Qin Yuan sakince "İmparatoriçe" kimliğini kabul etti. Ancak asistanı bir keresinde yanlışlıkla onun mırıldandığını duydu, "İmparatoriçe hareme hâkim olmalı. Dünyanın her yerinden bu küstah cariyeler benimle beğenilmek için savaşmaya cesaret ediyorlar..."

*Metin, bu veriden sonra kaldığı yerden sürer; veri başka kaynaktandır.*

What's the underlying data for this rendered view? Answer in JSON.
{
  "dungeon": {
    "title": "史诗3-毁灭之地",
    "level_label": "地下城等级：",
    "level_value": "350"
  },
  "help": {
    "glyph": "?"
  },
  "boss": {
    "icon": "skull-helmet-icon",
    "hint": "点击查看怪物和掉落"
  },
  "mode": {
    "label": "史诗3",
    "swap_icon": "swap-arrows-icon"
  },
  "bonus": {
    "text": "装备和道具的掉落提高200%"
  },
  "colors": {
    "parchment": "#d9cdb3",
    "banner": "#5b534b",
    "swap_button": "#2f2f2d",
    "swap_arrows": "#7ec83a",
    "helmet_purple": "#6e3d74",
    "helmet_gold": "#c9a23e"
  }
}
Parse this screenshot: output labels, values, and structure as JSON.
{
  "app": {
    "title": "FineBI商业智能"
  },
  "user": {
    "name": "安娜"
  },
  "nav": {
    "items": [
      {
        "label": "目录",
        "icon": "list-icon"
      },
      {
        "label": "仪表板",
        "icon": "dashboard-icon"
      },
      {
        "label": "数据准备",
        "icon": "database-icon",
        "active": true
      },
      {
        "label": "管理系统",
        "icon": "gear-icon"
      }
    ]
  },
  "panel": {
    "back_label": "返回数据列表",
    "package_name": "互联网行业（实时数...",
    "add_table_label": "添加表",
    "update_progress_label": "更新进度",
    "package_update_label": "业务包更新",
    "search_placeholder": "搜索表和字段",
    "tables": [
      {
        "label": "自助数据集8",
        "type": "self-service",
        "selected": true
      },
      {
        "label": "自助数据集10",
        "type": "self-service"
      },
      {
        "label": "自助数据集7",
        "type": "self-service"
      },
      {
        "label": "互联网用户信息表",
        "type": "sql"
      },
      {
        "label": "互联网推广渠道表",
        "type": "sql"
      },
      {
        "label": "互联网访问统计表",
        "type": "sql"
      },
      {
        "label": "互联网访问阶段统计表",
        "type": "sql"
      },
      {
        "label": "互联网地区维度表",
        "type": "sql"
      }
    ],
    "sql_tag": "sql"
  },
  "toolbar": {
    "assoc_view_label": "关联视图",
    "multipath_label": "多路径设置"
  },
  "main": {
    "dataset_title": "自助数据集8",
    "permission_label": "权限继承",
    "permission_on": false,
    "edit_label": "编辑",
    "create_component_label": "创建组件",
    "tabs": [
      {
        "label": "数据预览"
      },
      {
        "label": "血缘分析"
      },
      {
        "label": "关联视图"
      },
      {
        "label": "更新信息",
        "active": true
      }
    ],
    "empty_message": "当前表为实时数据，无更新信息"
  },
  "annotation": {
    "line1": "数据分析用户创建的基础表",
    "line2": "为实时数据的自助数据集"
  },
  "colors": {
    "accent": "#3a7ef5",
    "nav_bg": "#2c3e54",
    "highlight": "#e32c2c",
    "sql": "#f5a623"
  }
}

Qin Yuan, Flames ve Waves hakkındaki bilgileri yaymasının sebebi para kazanmak için değil, onları korumak içindi. Halkın onlara duyduğu saf sevginin aksine, bilim adamlarının ilgisi mutasyona uğradıktan sonraki durumlarına dayanıyordu. Bazı bilim adamları bir şeye takıntılı hale geldiklerinde, ahlaklarını kaybederlerdi. Bu nedenle, iki yunus ne kadar meşhur olursa, zulme uğrama olasılıkları da o kadar az olurdu.

Halkın iradesi ve görüşü onları koruyan kalkan olacaktı.

Bununla birlikte, olayların gelişmesi kimsenin tahmin edemeyeceği kadar büyük ölçüde beklenmedik olabilirdi. İnsanlar genellikle ahlaki değerlerini ve sınırlarını kontrol edebilirler, tabii bu yeterince fayda görmedikleri koşuluyla geçerliydi.

Bir yıl sonra, Dr. Cui'nin başkanlığındaki araştırma ekibi şaşırtıcı araştırma sonuçları elde etti. Yunusun hormonları ve hücre dokuları çoğu organizma ile karışabilir ve optimize edilmiş bir mutasyon meydana gelebilirdi. Bunun en inanılmaz sonucu doğurganlık oranlarını arttırabilmesiydi.

Bu bilgi, hiç şüphesiz doğum oranlarında bir krizle karşı karşıya kalan insanlar için çok sevindirici bir sürprizdi.

"Kesinlikle hayır!" Qin Yuan'ın gözleri buz gibi parladı ve kesin bir ses tonuyla reddetti.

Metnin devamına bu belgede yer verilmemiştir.